When Beverley De-Gale's son Daniel was diagnosed with leukaemia for the second time in 1995, a bone marrow transplant was his only chance.

 

His sister Dominique had a one in four chance of being a match - but was not. So Daniel, then aged eight, would have to rely on the UK Donor Register.

At that time, there were around 285,000 registered potential bone marrow donors in the UK.

Shockingly, only 550 were black or mixed race. If Daniel were white, he would have had a one in five chance of finding a match. Because he was black, his odds were only one in 250,000.

"It was a bit of a shock", says Daniel's step-father Orin. "But we could either do something or nothing. We were not going to take it lying down."
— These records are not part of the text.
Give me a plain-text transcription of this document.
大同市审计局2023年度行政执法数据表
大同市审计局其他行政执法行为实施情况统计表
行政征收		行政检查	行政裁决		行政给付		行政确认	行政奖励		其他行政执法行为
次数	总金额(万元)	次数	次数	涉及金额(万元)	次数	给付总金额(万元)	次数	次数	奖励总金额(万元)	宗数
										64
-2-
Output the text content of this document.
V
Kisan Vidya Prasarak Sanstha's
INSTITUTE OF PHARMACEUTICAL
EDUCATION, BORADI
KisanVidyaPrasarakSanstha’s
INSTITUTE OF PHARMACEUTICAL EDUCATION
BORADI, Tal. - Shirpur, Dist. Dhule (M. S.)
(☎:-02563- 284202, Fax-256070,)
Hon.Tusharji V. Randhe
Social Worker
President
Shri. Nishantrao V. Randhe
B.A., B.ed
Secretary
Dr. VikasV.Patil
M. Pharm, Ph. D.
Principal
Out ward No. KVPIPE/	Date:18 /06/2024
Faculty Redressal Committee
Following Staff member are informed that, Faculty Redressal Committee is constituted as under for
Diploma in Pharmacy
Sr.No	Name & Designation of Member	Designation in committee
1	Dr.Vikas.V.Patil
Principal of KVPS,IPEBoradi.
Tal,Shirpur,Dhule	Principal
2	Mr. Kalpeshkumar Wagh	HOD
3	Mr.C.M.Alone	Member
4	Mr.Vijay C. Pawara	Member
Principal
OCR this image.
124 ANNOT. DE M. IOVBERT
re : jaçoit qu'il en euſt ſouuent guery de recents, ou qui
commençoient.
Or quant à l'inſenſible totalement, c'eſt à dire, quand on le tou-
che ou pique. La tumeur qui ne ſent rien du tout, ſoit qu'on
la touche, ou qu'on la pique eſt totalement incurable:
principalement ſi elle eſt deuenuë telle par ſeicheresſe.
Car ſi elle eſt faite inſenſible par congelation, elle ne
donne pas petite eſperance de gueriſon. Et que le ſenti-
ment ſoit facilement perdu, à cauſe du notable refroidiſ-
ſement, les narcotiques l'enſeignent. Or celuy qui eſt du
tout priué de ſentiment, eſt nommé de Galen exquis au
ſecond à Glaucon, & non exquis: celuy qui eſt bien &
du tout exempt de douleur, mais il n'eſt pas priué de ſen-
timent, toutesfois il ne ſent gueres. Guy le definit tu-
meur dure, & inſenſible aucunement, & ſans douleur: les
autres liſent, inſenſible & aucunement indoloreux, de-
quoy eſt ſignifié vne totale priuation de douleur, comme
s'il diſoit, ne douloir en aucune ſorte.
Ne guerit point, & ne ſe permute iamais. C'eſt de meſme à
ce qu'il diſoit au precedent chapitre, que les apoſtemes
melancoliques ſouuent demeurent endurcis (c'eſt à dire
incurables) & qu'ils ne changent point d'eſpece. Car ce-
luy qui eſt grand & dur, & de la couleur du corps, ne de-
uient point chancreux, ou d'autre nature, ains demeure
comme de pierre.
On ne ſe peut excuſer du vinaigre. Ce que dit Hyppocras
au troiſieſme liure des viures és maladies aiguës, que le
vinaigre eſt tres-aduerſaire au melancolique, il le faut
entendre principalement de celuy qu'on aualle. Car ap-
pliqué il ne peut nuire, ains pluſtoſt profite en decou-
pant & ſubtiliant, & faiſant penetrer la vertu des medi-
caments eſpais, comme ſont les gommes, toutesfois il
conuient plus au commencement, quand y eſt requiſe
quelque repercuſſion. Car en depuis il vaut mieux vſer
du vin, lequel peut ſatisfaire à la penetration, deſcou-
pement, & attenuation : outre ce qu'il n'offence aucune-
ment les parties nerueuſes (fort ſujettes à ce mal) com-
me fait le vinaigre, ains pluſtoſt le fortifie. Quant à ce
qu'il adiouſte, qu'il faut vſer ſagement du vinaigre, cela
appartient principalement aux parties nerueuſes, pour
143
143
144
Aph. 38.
Beverley, 47, and Orin, 48, from Croydon, immediately took matters into their own hands.

They set up the African Caribbean Leukaemia Trust (ACLT) in a desperate attempt to find new black donors.

"We wanted to get through to people", says Orin. "Our motto became 'By Any Means Necessary'".

"We were going to call it the Daniel De-Gale Trust", says Beverley, "but it's not just about Daniel. It's about all those other people who are in the same situation."

Beverley and Orin set about raising awareness and understanding in the black community about leukaemia and bone marrow transplantation. Four years ago they gave up their jobs to enable them to focus on the cause full-time.

"At first we came across a lot of obstacles", says Beverley, "There was a complete lack of awareness and we had a lot of educating to do.

"But we knew we had the drive to keep going."

Publicity for the charity went into overdrive as clinics were set up all over the UK. Last year alone the charity organised 54 day clinics.

In 1998 Daniel, now aged 19, suffered another relapse and by 1999 was desperately ill, but finally a matching donor was found in America.

He is now at the start of a university degree in sports therapy.

The couple still run the charity with the same energy as when they were searching for a donor. They continue to set up registration clinics in the predominately black areas across the UK.

Since 1996, they have raised the number of black donors in the UK from 550 to nearly 20,000 and have been responsible for saving at least 14 lives through finding donor matches.

This year is the 10th anniversary of the charity. If Daniel had been diagnosed today, the odds of finding a match would be one in 100,000, compared to one in 250,000 a decade ago.

"Our aim is to get 60,000 donors. We are certainly not going to stop", says Beverley.